Public servants are once again reminding themselves that their loyalty is to the interests of their nation and their people, not to a motley band of power-hungry politicians who have repeatedly made it obvious that they will stop at nothing in (i) their ruthless cowing of voters into supporting their strong leadership; and (ii) their gagging, by regulation and law, of any public servant in possession of information that could be harmful to the government.

Mind you, dont get too optimistic that whistleblowers will be getting a fairer hearing than has been the case in recent years. Were all asked to dob in perceived suspiciously terroristic activity, yet were all discouraged from exposing corrupt and illegal practices within government and the bureaucracy.
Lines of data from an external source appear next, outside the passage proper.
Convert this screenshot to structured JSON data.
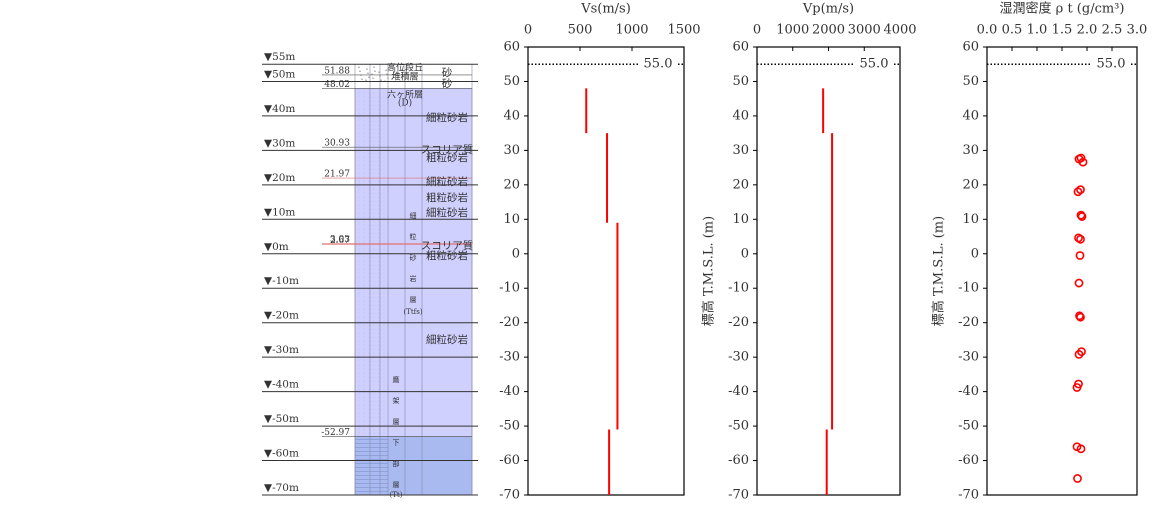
{
  "boring_log": {
    "levels": [
      {
        "value": 55,
        "label": "▼55m"
      },
      {
        "value": 50,
        "label": "▼50m"
      },
      {
        "value": 40,
        "label": "▼40m"
      },
      {
        "value": 30,
        "label": "▼30m"
      },
      {
        "value": 20,
        "label": "▼20m"
      },
      {
        "value": 10,
        "label": "▼10m"
      },
      {
        "value": 0,
        "label": "▼0m"
      },
      {
        "value": -10,
        "label": "▼-10m"
      },
      {
        "value": -20,
        "label": "▼-20m"
      },
      {
        "value": -30,
        "label": "▼-30m"
      },
      {
        "value": -40,
        "label": "▼-40m"
      },
      {
        "value": -50,
        "label": "▼-50m"
      },
      {
        "value": -60,
        "label": "▼-60m"
      },
      {
        "value": -70,
        "label": "▼-70m"
      }
    ],
    "boundaries": [
      51.88,
      48.02,
      30.93,
      21.97,
      3.03,
      2.67,
      -52.97
    ],
    "lithology": [
      "砂",
      "砂",
      "細粒砂岩",
      "スコリア質",
      "粗粒砂岩",
      "細粒砂岩",
      "粗粒砂岩",
      "細粒砂岩",
      "スコリア質",
      "粗粒砂岩",
      "細粒砂岩"
    ],
    "formations": [
      "高位段丘",
      "堆積層",
      "六ヶ所層",
      "(D)"
    ],
    "vertical_formations": [
      "細粒砂岩層",
      "(Ttfs)",
      "鷹架層下部層",
      "(Tt)"
    ]
  },
  "chart_data": [
    {
      "type": "step_profile",
      "title": "Vs(m/s)",
      "color": "#ff0000",
      "xlim": [
        0,
        1500
      ],
      "xticks": [
        0,
        500,
        1000,
        1500
      ],
      "ylim": [
        -70,
        60
      ],
      "yticks": [
        60,
        50,
        40,
        30,
        20,
        10,
        0,
        -10,
        -20,
        -30,
        -40,
        -50,
        -60,
        -70
      ],
      "reference_line": {
        "value": 55,
        "label": "55.0"
      },
      "segments": [
        {
          "value": 560,
          "top": 48,
          "bottom": 35
        },
        {
          "value": 760,
          "top": 35,
          "bottom": 9
        },
        {
          "value": 860,
          "top": 9,
          "bottom": -51
        },
        {
          "value": 780,
          "top": -51,
          "bottom": -70
        }
      ]
    },
    {
      "type": "step_profile",
      "title": "Vp(m/s)",
      "ylabel": "標高 T.M.S.L. (m)",
      "color": "#ff0000",
      "xlim": [
        0,
        4000
      ],
      "xticks": [
        0,
        1000,
        2000,
        3000,
        4000
      ],
      "ylim": [
        -70,
        60
      ],
      "yticks": [
        60,
        50,
        40,
        30,
        20,
        10,
        0,
        -10,
        -20,
        -30,
        -40,
        -50,
        -60,
        -70
      ],
      "reference_line": {
        "value": 55,
        "label": "55.0"
      },
      "segments": [
        {
          "value": 1850,
          "top": 48,
          "bottom": 35
        },
        {
          "value": 2100,
          "top": 35,
          "bottom": -51
        },
        {
          "value": 1950,
          "top": -51,
          "bottom": -70
        }
      ]
    },
    {
      "type": "scatter",
      "title": "湿潤密度 ρ t (g/cm³)",
      "ylabel": "標高 T.M.S.L. (m)",
      "color": "#ff0000",
      "xlim": [
        0,
        3
      ],
      "xticks": [
        {
          "value": 0,
          "label": "0.0"
        },
        0.5,
        {
          "value": 1,
          "label": "1.0"
        },
        1.5,
        {
          "value": 2,
          "label": "2.0"
        },
        2.5,
        {
          "value": 3,
          "label": "3.0"
        }
      ],
      "ylim": [
        -70,
        60
      ],
      "yticks": [
        60,
        50,
        40,
        30,
        20,
        10,
        0,
        -10,
        -20,
        -30,
        -40,
        -50,
        -60,
        -70
      ],
      "reference_line": {
        "value": 55,
        "label": "55.0"
      },
      "x": [
        1.84,
        1.88,
        1.92,
        1.82,
        1.87,
        1.88,
        1.9,
        1.83,
        1.87,
        1.86,
        1.84,
        1.85,
        1.87,
        1.84,
        1.89,
        1.8,
        1.83,
        1.8,
        1.88,
        1.81
      ],
      "y": [
        27.5,
        27.8,
        26.6,
        18,
        18.6,
        11.2,
        10.8,
        4.6,
        4.2,
        -0.5,
        -8.5,
        -18,
        -18.4,
        -29.2,
        -28.4,
        -38.8,
        -37.8,
        -56,
        -56.6,
        -65.2
      ]
    }
  ]
}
There may be a glimmer of light at the end of the tunnel of autocratic blackness that has enveloped our nation this past decade. But dont get too excited that the darkness will be any more than slightly diluted by a more humanitarian regime should the autocratic Kevin Rudd manage to wrest control from the ruling forces of darkness.

What a terrible tragedy it was, on Setember 11, 2001, that the Anglo West (with the possible exception of Canada) was ruled by such incompetents, by such opportunistic idiots that they did exactly what must have been beyond Osama bin Ladens wildest dreams: they taught their subject electorates to be frightened of a new threat that, in fact, was as old as mankind.

Terrorism has always been with us, and will always be with us. But until it happened on United States soil, inflicted by aliens, you might be forgiven for thinking that it had never existed.

Now, in 2007, they have all been rumbled. First it was Tony Blair. Then it was George W. Bush. Now our own John Howard is looking increasingly like the fear monger I have long believed him to be. His deft touch in manipulating our largely trusting and gullible society is showing growing signs of deserting him. May he and his henchmen soon no longer wield the authority that has given them the power to have us quaking before mainly perceived threats to our way of life. Eternal vigilance will never stop terror coming to our shores, but barefaced aggression towards people who have never thought of harming us certainly will.

Bob Hawkins

What we do know and the Haneef affair has been instrumental in providing us with this knowledge is that, after a decade in which hardworking, diligent public servants have found themselves increasingly constrained in their freedom to do their jobs properly (and to preserve their own integrity), these same people are at last sensing that enough is enough and that the grip of the man who has become their dictator is no longer absolute.